# [Suche] Landkarte/Bild vom Deister



## Diktator (7. Juli 2005)

hallo,

hat jemand von euch auf seiner festplatte oder so ein image/karte vom deister, wo die wege eingezeichnet und gut erkennbar sind, so dass man da schonmal eine kleine tour planen kann?

dnake.


----------



## Acki (10. Juli 2005)

Hallo, 
es wäre schön, wenn die nicht offiziellen Trails hier im Internet *nicht* veröffentlicht werden.
Ich denke, ich spreche da im Interesse und im Namen der meisten Biker.

Vielen Dank

Deshalb hast Du wohl auch noch keine Antwort bekommen.

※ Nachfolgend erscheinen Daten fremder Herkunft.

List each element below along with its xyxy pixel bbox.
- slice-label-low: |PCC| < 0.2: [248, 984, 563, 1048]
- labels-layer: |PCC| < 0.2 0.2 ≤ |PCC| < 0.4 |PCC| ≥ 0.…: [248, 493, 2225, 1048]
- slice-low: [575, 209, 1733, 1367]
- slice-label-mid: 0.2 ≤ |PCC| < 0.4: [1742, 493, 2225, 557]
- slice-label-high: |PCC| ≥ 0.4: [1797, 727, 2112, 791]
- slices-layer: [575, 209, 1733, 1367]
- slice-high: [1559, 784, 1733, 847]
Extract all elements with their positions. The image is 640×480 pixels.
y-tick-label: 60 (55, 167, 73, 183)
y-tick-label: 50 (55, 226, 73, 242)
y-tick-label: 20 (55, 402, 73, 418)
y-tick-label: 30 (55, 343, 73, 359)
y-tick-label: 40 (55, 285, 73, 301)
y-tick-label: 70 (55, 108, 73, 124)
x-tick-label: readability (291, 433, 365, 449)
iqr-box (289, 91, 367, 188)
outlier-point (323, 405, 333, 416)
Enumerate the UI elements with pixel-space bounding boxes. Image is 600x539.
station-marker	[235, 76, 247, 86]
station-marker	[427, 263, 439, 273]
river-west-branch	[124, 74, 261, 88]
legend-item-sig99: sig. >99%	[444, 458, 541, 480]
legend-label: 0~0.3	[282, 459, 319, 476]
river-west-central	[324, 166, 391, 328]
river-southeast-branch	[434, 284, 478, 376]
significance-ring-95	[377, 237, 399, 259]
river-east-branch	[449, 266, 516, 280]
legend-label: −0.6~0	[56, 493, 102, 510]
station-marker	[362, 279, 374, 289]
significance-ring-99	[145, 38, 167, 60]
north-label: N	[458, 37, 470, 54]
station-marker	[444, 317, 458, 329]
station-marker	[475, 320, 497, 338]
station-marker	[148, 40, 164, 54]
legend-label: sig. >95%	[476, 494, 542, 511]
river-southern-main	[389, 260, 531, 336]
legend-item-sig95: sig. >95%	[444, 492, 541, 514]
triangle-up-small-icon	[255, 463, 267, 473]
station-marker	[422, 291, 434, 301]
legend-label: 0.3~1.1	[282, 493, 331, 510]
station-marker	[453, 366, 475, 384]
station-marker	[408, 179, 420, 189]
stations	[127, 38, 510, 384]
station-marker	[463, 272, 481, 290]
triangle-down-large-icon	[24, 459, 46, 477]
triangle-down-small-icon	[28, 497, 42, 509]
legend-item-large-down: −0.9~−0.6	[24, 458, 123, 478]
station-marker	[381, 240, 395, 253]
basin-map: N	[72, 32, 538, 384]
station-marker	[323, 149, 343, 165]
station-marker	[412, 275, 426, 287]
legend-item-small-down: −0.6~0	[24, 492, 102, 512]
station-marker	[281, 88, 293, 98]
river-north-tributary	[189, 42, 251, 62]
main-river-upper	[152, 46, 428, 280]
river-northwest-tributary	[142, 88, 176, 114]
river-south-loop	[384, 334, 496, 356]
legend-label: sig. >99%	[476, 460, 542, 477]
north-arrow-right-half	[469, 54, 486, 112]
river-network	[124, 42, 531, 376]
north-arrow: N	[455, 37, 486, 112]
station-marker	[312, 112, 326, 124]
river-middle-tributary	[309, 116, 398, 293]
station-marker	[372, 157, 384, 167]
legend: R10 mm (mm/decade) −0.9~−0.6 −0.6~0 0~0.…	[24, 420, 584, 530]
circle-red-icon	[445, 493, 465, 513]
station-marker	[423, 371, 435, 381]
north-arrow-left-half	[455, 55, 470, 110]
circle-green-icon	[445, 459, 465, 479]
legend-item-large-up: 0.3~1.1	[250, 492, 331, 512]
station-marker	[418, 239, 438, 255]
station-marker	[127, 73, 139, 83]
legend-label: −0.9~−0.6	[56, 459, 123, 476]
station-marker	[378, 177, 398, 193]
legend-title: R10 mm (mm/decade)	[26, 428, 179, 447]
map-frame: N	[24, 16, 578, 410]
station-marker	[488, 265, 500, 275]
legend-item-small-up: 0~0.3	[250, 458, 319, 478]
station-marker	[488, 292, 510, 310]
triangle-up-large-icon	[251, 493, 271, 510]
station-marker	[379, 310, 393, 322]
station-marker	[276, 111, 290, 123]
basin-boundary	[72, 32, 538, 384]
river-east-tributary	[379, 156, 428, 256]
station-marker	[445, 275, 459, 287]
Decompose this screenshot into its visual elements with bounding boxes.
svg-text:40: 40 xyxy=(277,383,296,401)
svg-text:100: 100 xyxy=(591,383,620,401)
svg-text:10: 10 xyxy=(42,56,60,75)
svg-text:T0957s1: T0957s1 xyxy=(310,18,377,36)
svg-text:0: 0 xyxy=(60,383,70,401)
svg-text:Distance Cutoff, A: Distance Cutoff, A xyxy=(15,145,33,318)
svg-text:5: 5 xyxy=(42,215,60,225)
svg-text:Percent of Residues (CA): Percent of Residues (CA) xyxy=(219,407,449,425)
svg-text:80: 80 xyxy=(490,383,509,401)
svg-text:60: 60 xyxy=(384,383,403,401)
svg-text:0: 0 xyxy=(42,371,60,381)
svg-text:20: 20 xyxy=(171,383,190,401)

Falls Du, jedoch die normalen Forstwege meinst, kannst Du eine Landkarte in Geschäften rund um den Deister käuflich erwerben.

Viele Grüße


----------



## MTB-News.de




----------



## Bosen (10. Juli 2005)

Schreibst Du eine E-Mail ab die Gemeinde Wennigsen, die schicken Dir dann eine per Post zu. Hat bei mir prima geklappt... kannst natürlich auch hinfahren und Dir umsonst eine holen.  Das ist dann das Model was immer an diesen Tafeln zu sehen ist nur im Taschenformat.

Grüße Basti


----------